# Overview

The next topics will explain various models commonly used to analyze panel data. Each of these models have their own strengths and assumptions and the choice of an appropriate model depends on the specific research question and the underlying assumptions that hold for the panel data set at hand. This series of articles aims to provide guidance in choosing the most suitable model for your analysis!

The following models will be discussed: - Pooled OLS - First-difference estimator - Within estimator (Fixed effects) - Between estimator - Random effects

We start with the Pooled OLS model in this topic!

## Pooled OLS Model

The Pooled OLS model applies the Ordinary Least Squares (OLS) methodology to panel data. This model assumes that there are no unobservable entity-specific effects, meaning that all entities in the data set are considered to have the same underlying characteristics. Consequently, $\alpha_i$ is assumed to be constant across individuals and there is no dependence within individual groups (firms).

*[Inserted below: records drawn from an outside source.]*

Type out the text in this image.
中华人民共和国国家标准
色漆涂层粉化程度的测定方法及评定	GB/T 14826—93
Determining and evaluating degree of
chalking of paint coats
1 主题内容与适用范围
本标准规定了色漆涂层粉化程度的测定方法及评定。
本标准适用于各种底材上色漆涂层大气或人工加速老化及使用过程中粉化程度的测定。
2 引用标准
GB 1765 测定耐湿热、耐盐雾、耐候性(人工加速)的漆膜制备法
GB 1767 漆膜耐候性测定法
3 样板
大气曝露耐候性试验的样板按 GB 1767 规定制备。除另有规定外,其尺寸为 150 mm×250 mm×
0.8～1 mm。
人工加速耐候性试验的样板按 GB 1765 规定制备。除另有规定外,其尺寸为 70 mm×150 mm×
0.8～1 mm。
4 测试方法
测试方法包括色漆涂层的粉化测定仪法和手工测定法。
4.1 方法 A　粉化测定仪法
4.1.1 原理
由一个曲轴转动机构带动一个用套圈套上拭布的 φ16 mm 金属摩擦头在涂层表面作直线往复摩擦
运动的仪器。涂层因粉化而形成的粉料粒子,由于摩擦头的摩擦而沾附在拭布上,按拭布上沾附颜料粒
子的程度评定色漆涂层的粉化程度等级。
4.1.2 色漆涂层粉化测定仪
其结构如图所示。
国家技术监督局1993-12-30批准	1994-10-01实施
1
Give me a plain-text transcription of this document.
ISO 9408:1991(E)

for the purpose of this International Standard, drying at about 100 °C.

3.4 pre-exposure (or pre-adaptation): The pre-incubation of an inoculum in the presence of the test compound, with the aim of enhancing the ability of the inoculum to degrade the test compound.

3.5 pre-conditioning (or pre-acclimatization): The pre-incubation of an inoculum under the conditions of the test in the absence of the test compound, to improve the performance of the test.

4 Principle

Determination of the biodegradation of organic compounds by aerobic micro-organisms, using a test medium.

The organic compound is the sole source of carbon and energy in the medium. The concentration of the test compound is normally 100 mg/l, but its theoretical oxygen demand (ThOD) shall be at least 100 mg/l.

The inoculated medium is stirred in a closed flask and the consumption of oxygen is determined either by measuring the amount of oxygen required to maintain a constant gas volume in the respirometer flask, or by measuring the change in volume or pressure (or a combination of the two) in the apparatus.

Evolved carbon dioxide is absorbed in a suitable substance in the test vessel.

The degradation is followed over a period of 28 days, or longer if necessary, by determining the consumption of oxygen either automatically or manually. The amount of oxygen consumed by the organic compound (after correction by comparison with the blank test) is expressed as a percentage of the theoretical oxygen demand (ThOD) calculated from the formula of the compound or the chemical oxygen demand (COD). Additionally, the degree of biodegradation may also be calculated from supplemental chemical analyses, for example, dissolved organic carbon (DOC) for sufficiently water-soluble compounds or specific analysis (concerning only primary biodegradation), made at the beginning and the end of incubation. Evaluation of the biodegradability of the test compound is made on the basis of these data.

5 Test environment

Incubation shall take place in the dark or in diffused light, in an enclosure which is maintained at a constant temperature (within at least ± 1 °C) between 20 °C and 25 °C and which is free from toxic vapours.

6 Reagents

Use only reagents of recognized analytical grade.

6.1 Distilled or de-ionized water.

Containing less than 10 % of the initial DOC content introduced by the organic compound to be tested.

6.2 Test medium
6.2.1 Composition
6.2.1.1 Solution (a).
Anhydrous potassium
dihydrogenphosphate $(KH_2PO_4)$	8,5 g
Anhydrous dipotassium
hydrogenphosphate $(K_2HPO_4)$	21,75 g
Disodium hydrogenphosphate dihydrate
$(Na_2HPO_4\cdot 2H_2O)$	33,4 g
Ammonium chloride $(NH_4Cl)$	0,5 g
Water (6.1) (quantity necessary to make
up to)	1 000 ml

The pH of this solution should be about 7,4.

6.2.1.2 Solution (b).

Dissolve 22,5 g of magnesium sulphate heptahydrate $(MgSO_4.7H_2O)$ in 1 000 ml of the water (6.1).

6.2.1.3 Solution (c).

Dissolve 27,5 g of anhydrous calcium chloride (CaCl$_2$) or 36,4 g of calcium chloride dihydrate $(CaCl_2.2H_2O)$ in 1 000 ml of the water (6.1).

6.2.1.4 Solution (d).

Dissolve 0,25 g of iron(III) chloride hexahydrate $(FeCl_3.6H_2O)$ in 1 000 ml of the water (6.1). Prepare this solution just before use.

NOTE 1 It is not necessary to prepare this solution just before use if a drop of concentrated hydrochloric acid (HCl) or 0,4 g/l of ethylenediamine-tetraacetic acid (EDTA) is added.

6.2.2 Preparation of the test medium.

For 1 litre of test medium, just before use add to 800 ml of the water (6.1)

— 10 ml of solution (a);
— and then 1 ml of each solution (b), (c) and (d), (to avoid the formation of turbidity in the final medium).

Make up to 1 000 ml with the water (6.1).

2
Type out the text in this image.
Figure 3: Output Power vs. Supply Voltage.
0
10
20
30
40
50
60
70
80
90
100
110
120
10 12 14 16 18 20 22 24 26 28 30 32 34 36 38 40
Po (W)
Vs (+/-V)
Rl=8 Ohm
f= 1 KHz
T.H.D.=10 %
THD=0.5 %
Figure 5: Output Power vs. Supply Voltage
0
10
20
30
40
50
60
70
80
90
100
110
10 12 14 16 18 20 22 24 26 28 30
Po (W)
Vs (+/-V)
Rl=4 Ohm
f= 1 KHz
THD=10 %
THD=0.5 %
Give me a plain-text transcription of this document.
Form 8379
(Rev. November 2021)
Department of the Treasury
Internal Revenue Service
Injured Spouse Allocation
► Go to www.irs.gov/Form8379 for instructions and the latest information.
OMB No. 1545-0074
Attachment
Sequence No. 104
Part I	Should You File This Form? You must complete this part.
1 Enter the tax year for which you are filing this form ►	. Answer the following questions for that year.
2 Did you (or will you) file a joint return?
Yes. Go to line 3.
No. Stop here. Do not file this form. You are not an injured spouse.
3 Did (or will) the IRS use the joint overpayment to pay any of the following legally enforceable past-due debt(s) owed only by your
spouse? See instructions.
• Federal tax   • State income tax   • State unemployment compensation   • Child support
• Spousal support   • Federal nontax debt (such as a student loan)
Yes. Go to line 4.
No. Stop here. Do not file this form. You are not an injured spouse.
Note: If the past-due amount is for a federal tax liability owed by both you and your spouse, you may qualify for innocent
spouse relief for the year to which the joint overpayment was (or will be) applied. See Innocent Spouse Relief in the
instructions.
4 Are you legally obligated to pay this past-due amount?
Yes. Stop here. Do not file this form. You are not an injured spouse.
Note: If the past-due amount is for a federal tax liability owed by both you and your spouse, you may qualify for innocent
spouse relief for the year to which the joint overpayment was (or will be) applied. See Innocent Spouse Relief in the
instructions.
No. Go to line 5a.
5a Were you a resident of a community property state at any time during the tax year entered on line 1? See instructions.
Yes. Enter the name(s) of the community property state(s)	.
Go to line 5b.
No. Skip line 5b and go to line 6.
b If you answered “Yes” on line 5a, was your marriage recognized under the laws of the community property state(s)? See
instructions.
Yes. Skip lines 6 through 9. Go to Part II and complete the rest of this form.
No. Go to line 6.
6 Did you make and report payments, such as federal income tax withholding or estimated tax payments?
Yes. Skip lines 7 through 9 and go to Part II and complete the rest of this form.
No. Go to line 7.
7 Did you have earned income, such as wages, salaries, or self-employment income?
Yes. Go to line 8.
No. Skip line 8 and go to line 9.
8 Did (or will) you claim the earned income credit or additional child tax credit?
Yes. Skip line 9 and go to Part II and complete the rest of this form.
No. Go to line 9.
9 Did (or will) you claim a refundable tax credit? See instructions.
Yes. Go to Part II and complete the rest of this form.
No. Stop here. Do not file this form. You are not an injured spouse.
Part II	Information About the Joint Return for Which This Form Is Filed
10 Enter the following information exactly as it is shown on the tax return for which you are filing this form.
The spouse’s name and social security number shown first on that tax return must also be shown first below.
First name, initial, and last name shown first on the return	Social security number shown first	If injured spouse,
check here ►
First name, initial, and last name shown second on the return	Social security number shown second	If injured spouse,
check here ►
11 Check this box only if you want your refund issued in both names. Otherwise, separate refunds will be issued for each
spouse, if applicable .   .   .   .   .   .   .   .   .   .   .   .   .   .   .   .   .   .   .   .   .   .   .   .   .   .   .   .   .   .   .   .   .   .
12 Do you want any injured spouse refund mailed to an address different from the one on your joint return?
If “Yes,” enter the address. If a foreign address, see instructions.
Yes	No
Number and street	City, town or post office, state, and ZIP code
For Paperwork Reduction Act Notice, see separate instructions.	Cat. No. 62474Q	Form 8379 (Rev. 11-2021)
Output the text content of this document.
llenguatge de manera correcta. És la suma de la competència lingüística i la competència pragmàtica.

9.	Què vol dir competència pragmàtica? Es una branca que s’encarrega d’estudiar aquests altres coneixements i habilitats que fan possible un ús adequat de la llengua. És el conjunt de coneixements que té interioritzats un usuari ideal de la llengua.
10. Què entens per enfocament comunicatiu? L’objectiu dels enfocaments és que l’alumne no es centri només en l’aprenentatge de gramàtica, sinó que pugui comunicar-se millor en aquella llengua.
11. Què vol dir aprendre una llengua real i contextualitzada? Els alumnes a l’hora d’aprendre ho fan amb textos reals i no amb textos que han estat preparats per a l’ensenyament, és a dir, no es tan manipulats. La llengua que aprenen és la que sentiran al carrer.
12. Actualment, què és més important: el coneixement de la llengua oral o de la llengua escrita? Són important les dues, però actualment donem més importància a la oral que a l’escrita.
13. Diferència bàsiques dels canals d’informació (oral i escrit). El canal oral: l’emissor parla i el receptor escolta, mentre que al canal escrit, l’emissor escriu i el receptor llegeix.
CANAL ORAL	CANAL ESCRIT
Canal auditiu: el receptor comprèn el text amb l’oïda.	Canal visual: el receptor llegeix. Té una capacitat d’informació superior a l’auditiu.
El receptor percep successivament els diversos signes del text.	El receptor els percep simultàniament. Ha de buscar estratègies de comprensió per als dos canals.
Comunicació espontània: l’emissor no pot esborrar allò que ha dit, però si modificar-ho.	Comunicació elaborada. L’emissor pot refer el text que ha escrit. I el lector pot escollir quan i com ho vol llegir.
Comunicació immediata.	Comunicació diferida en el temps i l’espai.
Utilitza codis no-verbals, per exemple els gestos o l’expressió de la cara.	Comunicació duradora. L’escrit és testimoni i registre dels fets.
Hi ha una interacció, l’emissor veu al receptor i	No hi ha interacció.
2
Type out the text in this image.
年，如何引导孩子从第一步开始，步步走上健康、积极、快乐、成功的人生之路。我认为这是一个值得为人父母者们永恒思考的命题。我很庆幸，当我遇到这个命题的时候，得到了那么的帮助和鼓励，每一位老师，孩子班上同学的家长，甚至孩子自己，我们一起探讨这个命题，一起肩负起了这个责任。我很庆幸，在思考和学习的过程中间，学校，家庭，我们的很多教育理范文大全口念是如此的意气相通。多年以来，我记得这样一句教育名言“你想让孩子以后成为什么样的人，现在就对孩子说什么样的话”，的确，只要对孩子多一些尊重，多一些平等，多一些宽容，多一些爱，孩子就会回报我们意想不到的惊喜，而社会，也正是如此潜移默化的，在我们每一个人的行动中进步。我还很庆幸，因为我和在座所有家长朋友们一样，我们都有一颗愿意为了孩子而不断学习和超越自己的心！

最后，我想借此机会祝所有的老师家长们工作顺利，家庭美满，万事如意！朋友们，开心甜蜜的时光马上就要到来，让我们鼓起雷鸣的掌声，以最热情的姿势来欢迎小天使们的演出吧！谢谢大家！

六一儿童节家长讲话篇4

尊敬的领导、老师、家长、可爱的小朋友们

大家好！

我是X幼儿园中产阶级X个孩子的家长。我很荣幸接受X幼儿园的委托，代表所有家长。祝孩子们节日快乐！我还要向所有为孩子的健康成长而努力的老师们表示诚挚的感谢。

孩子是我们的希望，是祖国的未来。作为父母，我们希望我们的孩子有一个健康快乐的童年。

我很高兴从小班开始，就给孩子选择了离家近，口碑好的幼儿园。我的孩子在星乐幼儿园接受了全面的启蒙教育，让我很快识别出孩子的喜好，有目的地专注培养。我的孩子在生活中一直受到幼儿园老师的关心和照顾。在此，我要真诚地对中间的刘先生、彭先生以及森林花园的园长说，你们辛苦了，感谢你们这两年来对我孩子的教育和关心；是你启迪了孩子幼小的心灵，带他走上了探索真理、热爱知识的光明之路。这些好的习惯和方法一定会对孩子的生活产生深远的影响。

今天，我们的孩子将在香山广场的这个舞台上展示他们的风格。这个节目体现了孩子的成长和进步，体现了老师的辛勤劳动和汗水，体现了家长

By assuming no dependence across individual groups, Assumption 1 of the Fixed Effects Regression Assumptions holds, which states that the error term is uncorrelated with the independent variables. Estimating the Pooled OLS model obtains unbiased estimates of the regression coefficients, under the condition that the other assumptions of the OLS model are satisfied.

## The model with `Grunfeld`

data

The model can be represented as follows:

$invest_{it} = \beta_0 + \beta_1 value_{it} + \beta_2 capital_{it} + \epsilon_{it}$

where,
- $invest_{it}$ is the gross investment of firm `i`

in year `t`

- $value_{it}$ is the market value of assets of firm `i`

in year `t`

- $capital_{it}$ is the stock value of plant and equipment of firm `i`

in year `t`

- $\epsilon_{it}$ is the error term

The model *pools* observations together from different time periods, ignoring they belong to specific firms. As a result, all observations are treated as if they come from a single group, effectively combining the panel data into a cross-sectional data set. The model coefficients can then be estimated using OLS.

## Estimation in R

The `plm`

function in R is specifically designed for panel data analysis. To estimate a Pooled OLS model using the `plm`

function, specify the model type as "pooling" within the function.

The `index`

argument specifies the index variables that define the panel structure of your data. Including this is not strictly necessary when the data is already in a default panel data format and the `plm`

function will automatically detect the first column as the entity index and the second column as time index.

```
# Load packages & data
library(plm)
library(AER)
data(Grunfeld)
# Estimate pooled OLS model
model_pooled <- plm(invest ~ value + capital,
data = Grunfeld,
index = c("firm", "year"),
model = "pooling")
summary(model_pooled)
```

Since the Pooled OLS model effectively treats the panel data as cross-sectional data by ignoring entity-specific effects, you can also use the function `lm`

and obtain the same results.

Pooled OLS is the simplest model to estimate and interpret. However, be careful using it. Panel data without entity-specific effects is very unlikely and the assumption of independence across groups is unrealistic in many cases. Using pooled OLS in the presence of unobserved entity-specific factors can lead to omitted variable bias and produce biased results.